Laura -   A very interesting thing that changes at altitude is your sense of smell.  Is there an understanding of why that occurs?

Andrew -   So my understanding is that there's two possible causes of this and we aren't absolutely sure which of these is the true explanation.  Yes, your sense of smell is definitely decreased and it could be because  the chemicals that are flying around in the air that are picked up by our olfactory nerves, those chemicals are more dispersed in the thin air.  The other possibility is that certain neural pathways might be down-regulated and therefore, the sense is impaired.  These neural pathways obviously require a huge amount of energy, which requires a huge amount of oxygen, so by downregulating these pathways, just a little bit, you might save you just enough oxygen to survive at higher altitudes.
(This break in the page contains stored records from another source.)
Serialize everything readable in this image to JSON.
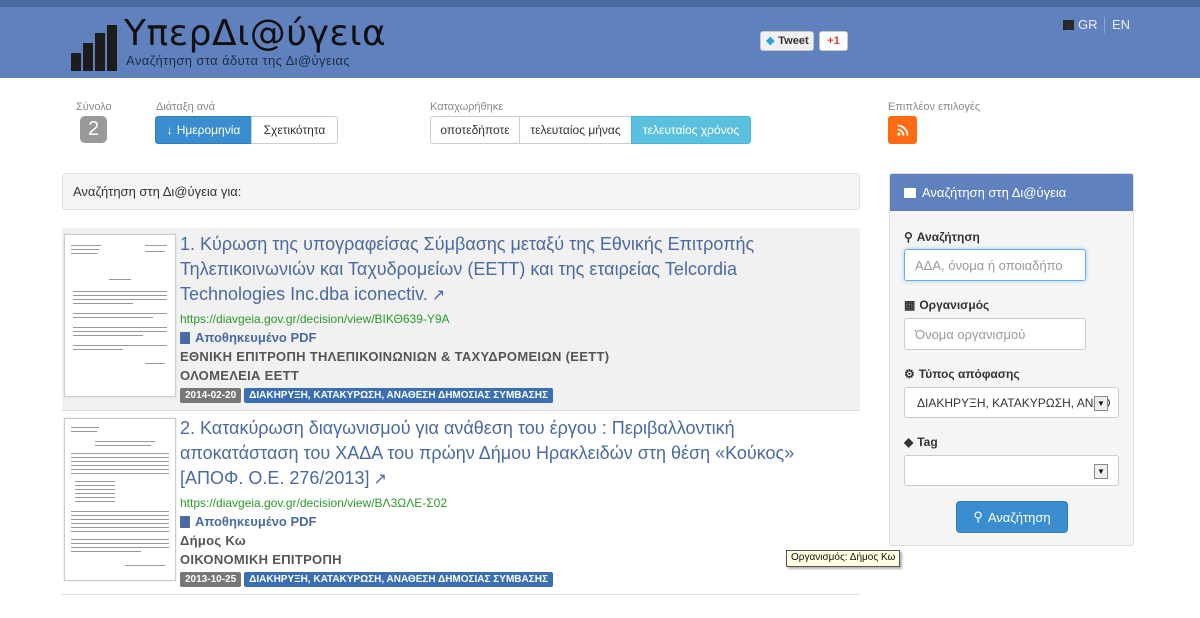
{
  "header": {
    "title": "ΥπερΔι@ύγεια",
    "subtitle": "Αναζήτηση στα άδυτα της Δι@ύγειας",
    "tweet_label": "Tweet",
    "gplus_label": "+1",
    "lang_gr": "GR",
    "lang_en": "EN",
    "brand_color": "#5f82bf"
  },
  "toolbar": {
    "total_label": "Σύνολο",
    "total_count": "2",
    "sort_label": "Διάταξη ανά",
    "sort_options": [
      "Ημερομηνία",
      "Σχετικότητα"
    ],
    "sort_selected": "Ημερομηνία",
    "registered_label": "Καταχωρήθηκε",
    "registered_options": [
      "οποτεδήποτε",
      "τελευταίος μήνας",
      "τελευταίος χρόνος"
    ],
    "registered_selected": "τελευταίος χρόνος",
    "more_label": "Επιπλέον επιλογές",
    "rss_icon": "rss-icon"
  },
  "search_for": "Αναζήτηση στη Δι@ύγεια για:",
  "results": [
    {
      "title": "1. Κύρωση της υπογραφείσας Σύμβασης μεταξύ της Εθνικής Επιτροπής Τηλεπικοινωνιών και Ταχυδρομείων (ΕΕΤΤ) και της εταιρείας Telcordia Technologies Inc.dba iconectiv.",
      "url": "https://diavgeia.gov.gr/decision/view/ΒΙΚΘ639-Υ9Α",
      "pdf": "Αποθηκευμένο PDF",
      "org": "ΕΘΝΙΚΗ ΕΠΙΤΡΟΠΗ ΤΗΛΕΠΙΚΟΙΝΩΝΙΩΝ & ΤΑΧΥΔΡΟΜΕΙΩΝ (ΕΕΤΤ)",
      "unit": "ΟΛΟΜΕΛΕΙΑ ΕΕΤΤ",
      "date": "2014-02-20",
      "type": "ΔΙΑΚΗΡΥΞΗ, ΚΑΤΑΚΥΡΩΣΗ, ΑΝΑΘΕΣΗ ΔΗΜΟΣΙΑΣ ΣΥΜΒΑΣΗΣ"
    },
    {
      "title": "2. Κατακύρωση διαγωνισμού για ανάθεση του έργου : Περιβαλλοντική αποκατάσταση του ΧΑΔΑ του πρώην Δήμου Ηρακλειδών στη θέση «Κούκος» [ΑΠΟΦ. Ο.Ε. 276/2013]",
      "url": "https://diavgeia.gov.gr/decision/view/ΒΛ3ΩΛΕ-Σ02",
      "pdf": "Αποθηκευμένο PDF",
      "org": "Δήμος Κω",
      "unit": "ΟΙΚΟΝΟΜΙΚΗ ΕΠΙΤΡΟΠΗ",
      "date": "2013-10-25",
      "type": "ΔΙΑΚΗΡΥΞΗ, ΚΑΤΑΚΥΡΩΣΗ, ΑΝΑΘΕΣΗ ΔΗΜΟΣΙΑΣ ΣΥΜΒΑΣΗΣ"
    }
  ],
  "sidebar": {
    "heading": "Αναζήτηση στη Δι@ύγεια",
    "search_label": "Αναζήτηση",
    "search_placeholder": "ΑΔΑ, όνομα ή οποιαδήπο",
    "org_label": "Οργανισμός",
    "org_placeholder": "Όνομα οργανισμού",
    "type_label": "Τύπος απόφασης",
    "type_value": "ΔΙΑΚΗΡΥΞΗ, ΚΑΤΑΚΥΡΩΣΗ, ΑΝΑΘ",
    "tag_label": "Tag",
    "tag_value": "",
    "button_label": "Αναζήτηση"
  },
  "tooltip": "Οργανισμός: Δήμος Κω"
}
Laura -   There's very severe effects that can sometimes happen when people are at high altitude, altitude sickness.  Why does this happen and what are the signs of that?

Andrew -   So, there's various degrees of altitude sickness.  At the low-end, there's a high altitude headache that you will get and everybody will get this at some stage.  If this isn't monitored carefully, it can develop into AMS or Acute Mountain Sickness.  When you start to see quite a severe headache, you get nausea, vomiting, you become disorientated.  We're not entirely sure why this happens, but it's probably due to a lack of oxygen really being delivered to the brain and these are various neural pathways which are basically telling your body that it's not in a good place at the moment.  A more severe altitude sickness can be High Altitude Cerebral Oedema or High Altitude Pulmonary Oedema.  So that's either water retention of the brain or on the lungs, in the case of pulmonary oedema, HAPE or HACE.  And these are extremely severe.  People do die of these.  All climbers going above base camp or even at the kind of base camp level need to be monitored carefully for any signs of HAPE or HACE and if any appear, the only solution is descend, descend, descend.  Why they occur and why they occur in some individuals and not others is not really clear.  Certainly, aspects like physical fitness at sea level are not good predictors of altitude sickness and in fact, the only predictor of how well somebody will do with altitude is how well have you done on previous trips to altitude.  If somebody has done well previously, they're likely to do well again.  If they've done badly previously, they are likely to do badly again which suggests there's certain genetic factors, what the genes are that regulate this, we don't know, but work is again ongoing.